Fig. 2: Images of the calculated material distribution together with the flow profiles during the individual stages of the optimization process.
figure 2

In each image, the upper half shows the flow in the backward direction and the lower half the flow in the forward direction. The color shows the norm of the velocity field and the arrows indicate the velocity vectors. The initial flow profile is shown in a. Figures be shows the results of the optimization at the end of each optimization stage using Eq. (8). Figure f shows the result after the final optimization step using the objective function of Eq. (9). A three-dimensional model can then be obtained from such a design by extrusion, whereas the two-dimensional geometry is sufficient for manufacturing by means of lithographic processes.

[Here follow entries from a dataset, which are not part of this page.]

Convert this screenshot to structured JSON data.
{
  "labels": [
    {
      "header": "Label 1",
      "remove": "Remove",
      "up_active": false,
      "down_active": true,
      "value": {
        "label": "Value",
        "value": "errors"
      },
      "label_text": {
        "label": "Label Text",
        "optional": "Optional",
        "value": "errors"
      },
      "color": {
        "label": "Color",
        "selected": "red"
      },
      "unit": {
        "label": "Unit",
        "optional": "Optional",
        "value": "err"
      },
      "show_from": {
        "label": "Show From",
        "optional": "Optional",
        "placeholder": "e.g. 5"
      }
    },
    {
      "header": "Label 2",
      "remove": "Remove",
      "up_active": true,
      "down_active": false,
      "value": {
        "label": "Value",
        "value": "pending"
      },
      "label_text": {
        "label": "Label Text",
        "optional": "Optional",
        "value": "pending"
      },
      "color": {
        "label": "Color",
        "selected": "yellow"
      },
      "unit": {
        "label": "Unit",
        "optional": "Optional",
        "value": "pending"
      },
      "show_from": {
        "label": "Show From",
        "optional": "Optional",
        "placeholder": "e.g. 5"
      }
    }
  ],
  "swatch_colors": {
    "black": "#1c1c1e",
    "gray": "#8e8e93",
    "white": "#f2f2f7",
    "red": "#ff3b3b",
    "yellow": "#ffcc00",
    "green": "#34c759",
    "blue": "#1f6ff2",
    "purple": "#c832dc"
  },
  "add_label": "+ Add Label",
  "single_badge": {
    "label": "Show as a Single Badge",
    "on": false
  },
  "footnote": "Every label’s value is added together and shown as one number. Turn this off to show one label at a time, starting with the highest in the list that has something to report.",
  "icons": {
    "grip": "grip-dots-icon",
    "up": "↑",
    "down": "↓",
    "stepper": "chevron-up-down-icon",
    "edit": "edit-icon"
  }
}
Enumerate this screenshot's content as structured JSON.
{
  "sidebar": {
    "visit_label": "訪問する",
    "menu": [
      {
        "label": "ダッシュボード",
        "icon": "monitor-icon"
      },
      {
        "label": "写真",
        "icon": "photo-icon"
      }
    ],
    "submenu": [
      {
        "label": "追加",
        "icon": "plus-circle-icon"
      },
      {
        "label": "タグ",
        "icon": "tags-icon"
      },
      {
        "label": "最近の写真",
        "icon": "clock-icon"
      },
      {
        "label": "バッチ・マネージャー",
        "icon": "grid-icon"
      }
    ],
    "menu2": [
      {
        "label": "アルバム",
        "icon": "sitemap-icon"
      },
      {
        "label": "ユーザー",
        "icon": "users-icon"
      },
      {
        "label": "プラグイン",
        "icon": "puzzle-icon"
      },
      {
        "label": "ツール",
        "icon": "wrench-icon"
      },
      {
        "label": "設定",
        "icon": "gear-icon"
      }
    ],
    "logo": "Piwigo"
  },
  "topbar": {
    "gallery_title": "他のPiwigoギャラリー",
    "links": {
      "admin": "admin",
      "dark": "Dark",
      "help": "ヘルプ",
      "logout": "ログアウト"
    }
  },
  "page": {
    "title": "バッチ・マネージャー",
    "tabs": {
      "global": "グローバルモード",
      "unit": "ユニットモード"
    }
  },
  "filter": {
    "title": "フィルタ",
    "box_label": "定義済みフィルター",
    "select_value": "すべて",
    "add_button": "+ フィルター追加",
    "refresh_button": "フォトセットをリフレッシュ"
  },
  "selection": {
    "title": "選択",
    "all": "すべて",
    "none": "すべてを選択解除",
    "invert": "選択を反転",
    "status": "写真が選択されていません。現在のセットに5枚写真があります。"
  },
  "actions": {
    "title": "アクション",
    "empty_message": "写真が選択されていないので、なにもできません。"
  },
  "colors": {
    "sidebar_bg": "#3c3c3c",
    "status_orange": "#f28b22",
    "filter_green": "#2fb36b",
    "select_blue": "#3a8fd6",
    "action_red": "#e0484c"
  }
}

Three different valve structures for different parameter combinations are shown in Fig. 1b. The parameters used for the optimization are summarized in Table 1. For the optimization of design VA and VB, all weights except w4 were chosen identically. The resulting performance difference highlights the influence of the additional minimization of the pressure difference in the forward flow direction in the final optimization step: Both designs show only minimal geometric differences leading to an also almost identical diodicity. However, the pressure difference for the two flow directions is significantly lower for design VB as shown in Fig. 1c.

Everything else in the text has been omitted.